Revue d’art depuis 2006

Les voyages solaires du quotidien tissés par Maria Lai

Pour le centenaire de sa naissance le MAXXI de Rome consacre une rétrospective à l’oeuvre multiple de Maria Lai sous le titre repris d’une de ses créations « Tenir par la main le soleil ». L’artiste sarde décédée à 94 ans utilise toutes sortes de techniques qui ont toutes en commun la couture. Ayant fréquenté l’Académie des Beaux-Arts de Venise de 1943 à 1945 elle retourne après la guerre vivre et travailler en Sardaigne à Cagliari. En 2006 est inauguré dans sa ville natale d’Ulassai le Musée d’Art Contemporain, la Station d’Art, qui lui est dédié avec le don de plus de 140 œuvres de l’artiste. L’actuelle exposition romaine est structurée sur différents aphorismes qui définissent sa pratique.

Cette pratique se radicalise à partir de la fin des années 1960 en développant diverses formes où le textile et divers matériaux naturels, bois, pierre, papier entrent en synergie. Bien qu’utilisant différentes techniques ces oeuvres répondent à une si grande logique interne que les commissaires ont pu ne pas suivre la chronologie. Le premier motif de rassemblement des oeuvres s’appuie sur une première affirmation de l’auteure : « Etre c’est tisser. Coudre et raccommoder ».

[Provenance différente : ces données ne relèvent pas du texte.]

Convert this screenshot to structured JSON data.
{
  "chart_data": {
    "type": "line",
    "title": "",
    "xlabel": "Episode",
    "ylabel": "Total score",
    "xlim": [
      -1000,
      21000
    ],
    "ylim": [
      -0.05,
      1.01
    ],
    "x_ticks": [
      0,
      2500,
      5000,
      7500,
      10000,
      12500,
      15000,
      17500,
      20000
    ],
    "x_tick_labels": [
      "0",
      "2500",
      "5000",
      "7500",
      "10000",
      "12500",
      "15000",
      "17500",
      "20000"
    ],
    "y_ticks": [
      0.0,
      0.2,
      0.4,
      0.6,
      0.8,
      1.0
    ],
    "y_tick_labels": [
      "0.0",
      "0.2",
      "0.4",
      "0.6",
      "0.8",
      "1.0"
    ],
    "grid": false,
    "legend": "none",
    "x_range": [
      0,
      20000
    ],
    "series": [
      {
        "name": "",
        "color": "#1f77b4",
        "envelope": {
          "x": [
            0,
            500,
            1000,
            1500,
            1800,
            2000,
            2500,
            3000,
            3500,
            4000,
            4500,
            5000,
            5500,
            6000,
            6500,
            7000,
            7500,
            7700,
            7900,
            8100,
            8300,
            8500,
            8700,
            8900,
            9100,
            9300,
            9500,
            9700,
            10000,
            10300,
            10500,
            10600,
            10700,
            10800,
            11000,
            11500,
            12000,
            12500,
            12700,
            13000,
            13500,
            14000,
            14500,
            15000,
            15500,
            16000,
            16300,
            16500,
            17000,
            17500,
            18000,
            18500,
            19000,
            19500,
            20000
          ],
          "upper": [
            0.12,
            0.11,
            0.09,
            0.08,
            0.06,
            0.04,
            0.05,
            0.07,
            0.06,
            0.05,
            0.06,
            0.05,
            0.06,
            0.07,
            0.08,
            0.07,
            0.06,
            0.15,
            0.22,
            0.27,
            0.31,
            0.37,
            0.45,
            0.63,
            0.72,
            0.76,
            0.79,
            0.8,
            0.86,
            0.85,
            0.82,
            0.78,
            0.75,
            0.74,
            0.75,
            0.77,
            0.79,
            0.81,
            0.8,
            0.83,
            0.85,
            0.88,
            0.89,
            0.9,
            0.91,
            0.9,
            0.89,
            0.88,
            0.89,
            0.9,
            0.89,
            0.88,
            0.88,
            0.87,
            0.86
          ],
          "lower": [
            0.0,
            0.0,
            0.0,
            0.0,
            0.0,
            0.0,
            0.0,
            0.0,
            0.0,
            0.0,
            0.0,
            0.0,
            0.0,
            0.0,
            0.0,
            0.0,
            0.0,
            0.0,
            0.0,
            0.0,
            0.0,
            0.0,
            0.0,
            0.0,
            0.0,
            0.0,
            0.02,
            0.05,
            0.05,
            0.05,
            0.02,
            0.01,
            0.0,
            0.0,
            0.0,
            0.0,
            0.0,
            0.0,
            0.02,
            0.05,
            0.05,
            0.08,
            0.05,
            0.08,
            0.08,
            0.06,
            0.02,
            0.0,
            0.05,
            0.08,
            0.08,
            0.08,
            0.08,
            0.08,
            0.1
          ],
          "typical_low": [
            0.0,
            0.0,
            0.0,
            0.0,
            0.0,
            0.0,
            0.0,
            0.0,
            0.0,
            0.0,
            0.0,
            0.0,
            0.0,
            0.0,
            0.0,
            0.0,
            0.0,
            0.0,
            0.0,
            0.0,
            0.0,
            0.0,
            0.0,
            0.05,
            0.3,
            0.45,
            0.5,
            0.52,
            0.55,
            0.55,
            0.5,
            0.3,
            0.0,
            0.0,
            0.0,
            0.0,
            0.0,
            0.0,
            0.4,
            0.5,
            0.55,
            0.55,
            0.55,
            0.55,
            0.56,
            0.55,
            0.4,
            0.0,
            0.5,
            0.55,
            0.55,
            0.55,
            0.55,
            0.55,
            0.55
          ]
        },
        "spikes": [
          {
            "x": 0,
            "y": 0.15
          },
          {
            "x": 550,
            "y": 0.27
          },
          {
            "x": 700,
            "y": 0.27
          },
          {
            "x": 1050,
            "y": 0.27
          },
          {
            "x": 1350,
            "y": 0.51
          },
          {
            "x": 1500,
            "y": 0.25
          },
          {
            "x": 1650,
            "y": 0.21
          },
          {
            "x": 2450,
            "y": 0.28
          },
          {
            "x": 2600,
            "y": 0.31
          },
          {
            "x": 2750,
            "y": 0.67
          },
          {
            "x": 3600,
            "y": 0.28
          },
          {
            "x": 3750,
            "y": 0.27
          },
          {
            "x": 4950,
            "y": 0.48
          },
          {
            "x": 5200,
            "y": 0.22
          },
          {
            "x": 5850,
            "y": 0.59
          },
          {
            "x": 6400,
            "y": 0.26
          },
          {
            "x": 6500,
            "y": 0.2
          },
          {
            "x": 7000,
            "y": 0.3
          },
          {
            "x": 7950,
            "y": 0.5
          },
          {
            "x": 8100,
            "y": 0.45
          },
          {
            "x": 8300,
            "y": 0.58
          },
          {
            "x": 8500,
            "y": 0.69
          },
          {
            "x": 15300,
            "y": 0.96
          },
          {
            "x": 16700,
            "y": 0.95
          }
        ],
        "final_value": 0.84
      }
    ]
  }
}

Son aventure artistique est d’abord quotidienne inscrite dans sa pratique de la couture. Elle s’ouvre à tous les matériaux originaires de la tradition de l’artisanat sarde qu’elle conjugue pour ses oeuvres. Individuelle et solitaire elle n’aura de cesse de la partager. L’exercice de l’enseignement dans un établissement technique sera une première étape qu’elle jugera insuffisante. Son ambition s’exprime dans un autre de ses aphorismes qui constitue une autre étape de
l’exposition :« L’art est un jeu d’adulte. Jouer et raconter. » L’usage de matériaux usuels, la simplicité des actions quotidiennes engagées l’aideront à inaugurer une pratique partagée avec sa communauté. Filiberto Menna à propos de la manifestation Se lier à la montagne reconnaît qu’elle a « reconstruit un réseau de relations en reliant maison à maison, porte à porte, fenêtre à fenêtre et surtout personne à personne en surmontant les rancunes et les inimitiés et méfiances »

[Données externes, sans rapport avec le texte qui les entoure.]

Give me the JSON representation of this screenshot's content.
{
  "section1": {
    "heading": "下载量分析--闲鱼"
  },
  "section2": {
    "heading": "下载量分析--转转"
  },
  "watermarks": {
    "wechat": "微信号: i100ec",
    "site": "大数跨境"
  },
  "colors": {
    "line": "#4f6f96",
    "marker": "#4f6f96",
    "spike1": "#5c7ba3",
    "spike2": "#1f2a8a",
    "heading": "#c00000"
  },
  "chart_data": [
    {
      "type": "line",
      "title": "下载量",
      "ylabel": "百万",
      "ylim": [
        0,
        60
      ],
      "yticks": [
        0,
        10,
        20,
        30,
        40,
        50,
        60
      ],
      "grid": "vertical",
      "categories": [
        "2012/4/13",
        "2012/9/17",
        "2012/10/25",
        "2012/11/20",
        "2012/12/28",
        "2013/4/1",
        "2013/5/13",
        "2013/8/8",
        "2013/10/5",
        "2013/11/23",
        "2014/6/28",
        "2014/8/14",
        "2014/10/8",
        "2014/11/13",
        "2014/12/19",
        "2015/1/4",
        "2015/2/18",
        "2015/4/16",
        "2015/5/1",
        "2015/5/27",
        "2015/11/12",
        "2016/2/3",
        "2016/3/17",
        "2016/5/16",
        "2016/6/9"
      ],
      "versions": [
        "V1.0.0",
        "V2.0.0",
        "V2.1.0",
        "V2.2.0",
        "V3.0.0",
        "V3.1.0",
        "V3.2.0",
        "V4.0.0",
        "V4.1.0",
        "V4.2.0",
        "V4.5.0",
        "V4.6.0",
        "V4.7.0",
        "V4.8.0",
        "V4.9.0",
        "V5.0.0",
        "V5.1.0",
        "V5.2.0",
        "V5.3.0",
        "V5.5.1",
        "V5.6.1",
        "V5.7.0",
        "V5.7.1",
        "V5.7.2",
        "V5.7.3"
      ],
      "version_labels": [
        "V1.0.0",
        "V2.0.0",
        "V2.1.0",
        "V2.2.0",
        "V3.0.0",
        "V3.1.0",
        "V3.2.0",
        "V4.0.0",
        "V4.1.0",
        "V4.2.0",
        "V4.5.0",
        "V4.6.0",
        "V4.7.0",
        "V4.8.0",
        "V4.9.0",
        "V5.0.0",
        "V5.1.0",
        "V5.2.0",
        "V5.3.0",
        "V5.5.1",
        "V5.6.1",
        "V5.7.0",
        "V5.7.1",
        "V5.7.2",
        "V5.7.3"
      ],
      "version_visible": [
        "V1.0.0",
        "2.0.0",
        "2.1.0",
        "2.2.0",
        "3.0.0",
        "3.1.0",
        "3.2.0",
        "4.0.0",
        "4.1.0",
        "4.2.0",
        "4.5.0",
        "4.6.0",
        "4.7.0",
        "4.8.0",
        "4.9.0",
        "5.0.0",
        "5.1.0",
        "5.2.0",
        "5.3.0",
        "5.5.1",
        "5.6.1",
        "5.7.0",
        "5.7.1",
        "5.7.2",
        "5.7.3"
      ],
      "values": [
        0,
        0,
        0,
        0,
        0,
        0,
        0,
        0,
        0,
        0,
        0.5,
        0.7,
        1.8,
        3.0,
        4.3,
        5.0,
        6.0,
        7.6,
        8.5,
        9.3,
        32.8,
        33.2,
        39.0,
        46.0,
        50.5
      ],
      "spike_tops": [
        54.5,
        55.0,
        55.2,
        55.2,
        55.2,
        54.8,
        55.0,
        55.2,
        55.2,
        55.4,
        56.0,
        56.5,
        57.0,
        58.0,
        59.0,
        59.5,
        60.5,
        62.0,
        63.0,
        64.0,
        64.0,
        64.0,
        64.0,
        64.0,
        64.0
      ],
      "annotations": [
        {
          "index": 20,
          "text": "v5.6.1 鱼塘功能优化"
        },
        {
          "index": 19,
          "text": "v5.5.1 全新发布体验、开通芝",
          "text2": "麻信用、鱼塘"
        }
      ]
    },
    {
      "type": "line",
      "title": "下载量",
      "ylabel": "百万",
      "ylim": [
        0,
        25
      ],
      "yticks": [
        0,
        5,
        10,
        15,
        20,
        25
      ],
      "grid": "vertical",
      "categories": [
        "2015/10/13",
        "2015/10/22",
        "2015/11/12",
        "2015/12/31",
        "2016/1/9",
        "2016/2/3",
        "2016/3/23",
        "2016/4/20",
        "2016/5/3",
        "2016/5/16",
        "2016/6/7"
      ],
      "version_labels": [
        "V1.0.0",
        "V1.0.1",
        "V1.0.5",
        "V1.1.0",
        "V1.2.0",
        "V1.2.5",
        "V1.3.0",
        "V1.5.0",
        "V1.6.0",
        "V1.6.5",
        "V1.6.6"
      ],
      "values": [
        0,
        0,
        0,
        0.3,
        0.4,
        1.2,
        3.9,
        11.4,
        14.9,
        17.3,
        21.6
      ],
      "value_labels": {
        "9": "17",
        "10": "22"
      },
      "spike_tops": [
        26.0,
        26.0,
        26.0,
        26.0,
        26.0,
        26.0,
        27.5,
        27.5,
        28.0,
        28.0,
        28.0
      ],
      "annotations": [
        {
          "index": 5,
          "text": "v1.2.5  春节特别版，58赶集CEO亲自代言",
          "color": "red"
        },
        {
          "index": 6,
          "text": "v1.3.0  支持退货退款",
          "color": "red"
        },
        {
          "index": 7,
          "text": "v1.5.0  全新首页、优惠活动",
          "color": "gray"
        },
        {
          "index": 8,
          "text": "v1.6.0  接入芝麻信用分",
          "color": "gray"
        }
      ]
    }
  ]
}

Une autre évolution sensible parcourt toute son oeuvre. Elle part des oeuvres faisant fusionner 2D et 3D dans une variation entre tableau et fenêtre.Une occurence pouvant être le métier à tisser. Le volume se développe ensuite jusqu’à envahir des espaces de plus en plus conséquents. On peut en voir la logique se manifester dans un autre chapitre celui du « Paysage Objet » dont la méthode envisage de « Disséminer et partager. »

Toujours attachée à l’expression littéraire qui on l’a vu soutient toute sa démarche, elle confronte ses réalisation sculpturales à des livres où l’écriture et le sens semblent s’être liquéfiés pour devenir un flot de fils noirs ou colorés tentant de s’échapper des doubles pages. En 2004, elle a reçu un doctorat honorifique en littérature de l’Université de Cagliari pour ce fort caractère narratif et conceptuel de son travail, réalisé avec des techniques traditionnelles et archaïques.

Ses préoccupations évoluent ensuite du livre à la carte, de l’espace littéraire imaginaire aux espaces célestes réels et fantasmés réunis autour du personnage du « Voyageur astral » en charge d’ « Imaginer l’ailleurs. » La dimension onirique et solaire se manifeste alors avec une grande puissance.

A partir d’une expérience sensible et même sensorielle d’un quotidien exalté Maria Lai nous incite à un partage qui s’exprime dans le titre général de cette rétrospective « L’art nous prend par la main. Rencontrer et participer. » Chaque oeuvre nous invite à expérimenter personnellement un de ces voyages tissés au fil à fil de la mémoire.